Kitty couldn’t think of any correct response to this statement.

‘I’d like you to help me become a domesticated woman.’

‘Domesticated?’

Kitty hadn’t thought herself particularly domesticated. She wasn’t like Lou, who their mother called a
tidy little
homemaker
. At home Kitty had thrown her dirty clothes in a pile, never baked a cake and left the washing up to her mother. Domesticated
was just her job. Before she came to Willow, she’d never made even rough-puff pastry.

‘You see, the thing with Mr Crane is that he’s really rather old fashioned, despite all his communist sympathies. And I think
that’s what he’d really like me to do, in his heart of hearts. Become a housewife. A really good one. His own mother’s an
absolute angel. And he adores you, of course, Kitty.’

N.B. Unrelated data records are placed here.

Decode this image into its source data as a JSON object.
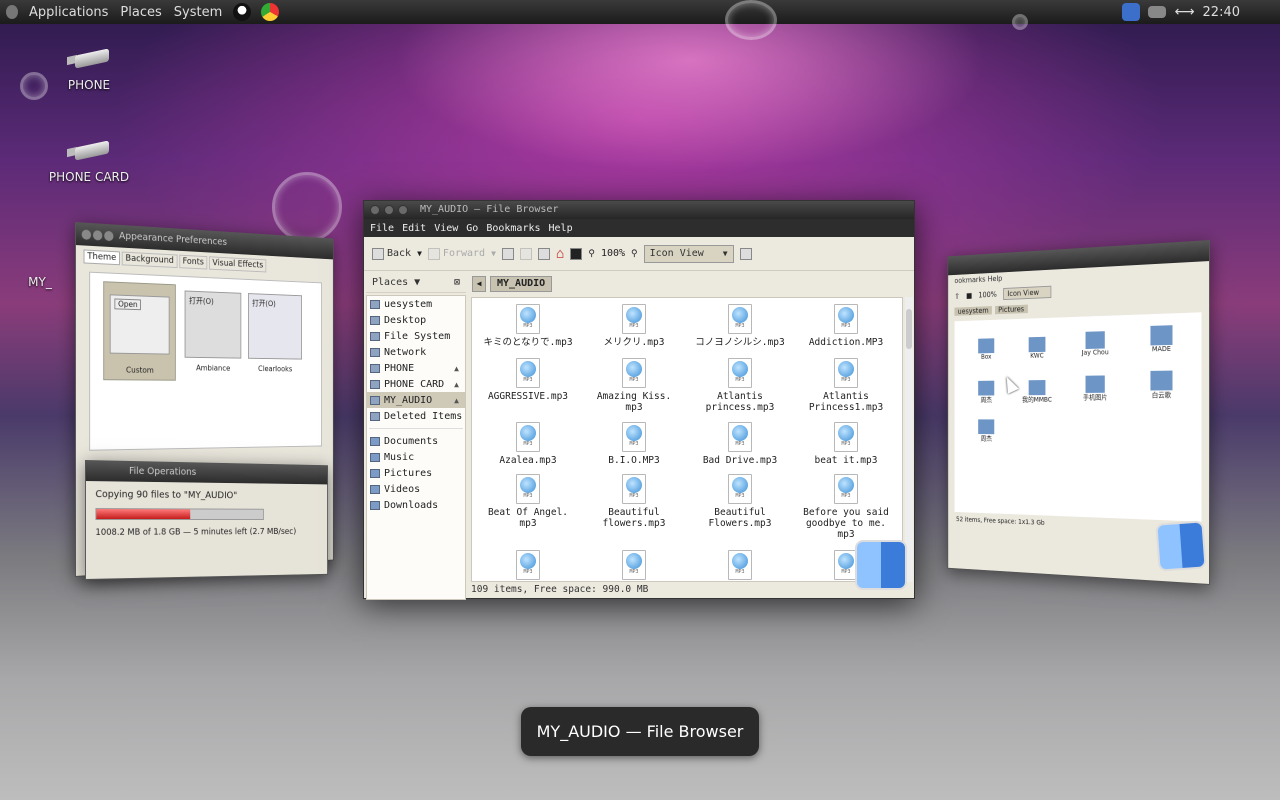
{
  "topbar": {
    "menus": [
      "Applications",
      "Places",
      "System"
    ],
    "clock": "22:40"
  },
  "desktop": {
    "icons": [
      {
        "label": "PHONE"
      },
      {
        "label": "PHONE CARD"
      },
      {
        "label": "MY_"
      }
    ]
  },
  "appearance_window": {
    "title": "Appearance Preferences",
    "tabs": [
      "Theme",
      "Background",
      "Fonts",
      "Visual Effects"
    ],
    "themes": [
      "Custom",
      "Ambiance",
      "Clearlooks"
    ],
    "sample_button": "Open",
    "sample_button2": "打开(O)"
  },
  "file_ops_window": {
    "title": "File Operations",
    "copy_text": "Copying 90 files to \"MY_AUDIO\"",
    "progress_text": "1008.2 MB of 1.8 GB — 5 minutes left (2.7 MB/sec)",
    "progress_fraction": 0.55
  },
  "right_window": {
    "menu_fragment": "ookmarks Help",
    "zoom": "100%",
    "view": "Icon View",
    "crumbs": [
      "uesystem",
      "Pictures"
    ],
    "folders": [
      "Box",
      "KWC",
      "Jay Chou",
      "MADE",
      "周杰",
      "我的MMBC",
      "手机图片",
      "白云歌",
      "周杰"
    ],
    "status": "52 items, Free space: 1x1.3 Gb"
  },
  "main_window": {
    "title": "MY_AUDIO — File Browser",
    "menu": [
      "File",
      "Edit",
      "View",
      "Go",
      "Bookmarks",
      "Help"
    ],
    "toolbar": {
      "back": "Back",
      "forward": "Forward",
      "zoom": "100%",
      "view": "Icon View"
    },
    "places_label": "Places",
    "places": [
      {
        "label": "uesystem",
        "eject": false
      },
      {
        "label": "Desktop",
        "eject": false
      },
      {
        "label": "File System",
        "eject": false
      },
      {
        "label": "Network",
        "eject": false
      },
      {
        "label": "PHONE",
        "eject": true
      },
      {
        "label": "PHONE CARD",
        "eject": true
      },
      {
        "label": "MY_AUDIO",
        "eject": true,
        "selected": true
      },
      {
        "label": "Deleted Items",
        "eject": false
      }
    ],
    "bookmarks": [
      "Documents",
      "Music",
      "Pictures",
      "Videos",
      "Downloads"
    ],
    "path": "MY_AUDIO",
    "files": [
      "キミのとなりで.mp3",
      "メリクリ.mp3",
      "コノヨノシルシ.mp3",
      "Addiction.MP3",
      "AGGRESSIVE.mp3",
      "Amazing Kiss.\nmp3",
      "Atlantis\nprincess.mp3",
      "Atlantis\nPrincess1.mp3",
      "Azalea.mp3",
      "B.I.O.MP3",
      "Bad Drive.mp3",
      "beat it.mp3",
      "Beat Of Angel.\nmp3",
      "Beautiful\nflowers.mp3",
      "Beautiful\nFlowers.mp3",
      "Before you said\ngoodbye to me.\nmp3",
      "",
      "",
      "",
      ""
    ],
    "file_badge": "MP3",
    "status": "109 items, Free space: 990.0 MB"
  },
  "tooltip": "MY_AUDIO — File Browser",
  "colors": {
    "accent_red": "#c41c1c",
    "panel_dark": "#1b1b1b",
    "window_bg": "#ece9df"
  }
}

Kitty felt a heat rise up her throat and spread across her cheeks. She looked down at Mrs Steinberg’s ankles.

‘You must have noticed it. I have. He really admires the work you do, for us and the girls. You’ve taken it all on, the cooking,
the cleaning – the
domestic science
– with such aplomb.’

The metal had returned to her voice.

‘Thank you, Mrs Steinberg.’

‘So all I’m asking is that you show me, Kitty. Show me how to keep house.’

Kitty nodded, still staring at the brittle ankles.

‘When you’re ready, you could give me a few lessons in cookery. We could go through a book together.’ She paused. ‘And, from
now on, I am going to take full responsibility for
both
girls. Diana will be a daughter to me.’ Mrs Steinberg gripped her handkerchief and smiled. ‘This is the beginning of my life
as a true wife and mother.’

Kitty smiled back, wondering what the woman had thought herself to be up to this moment.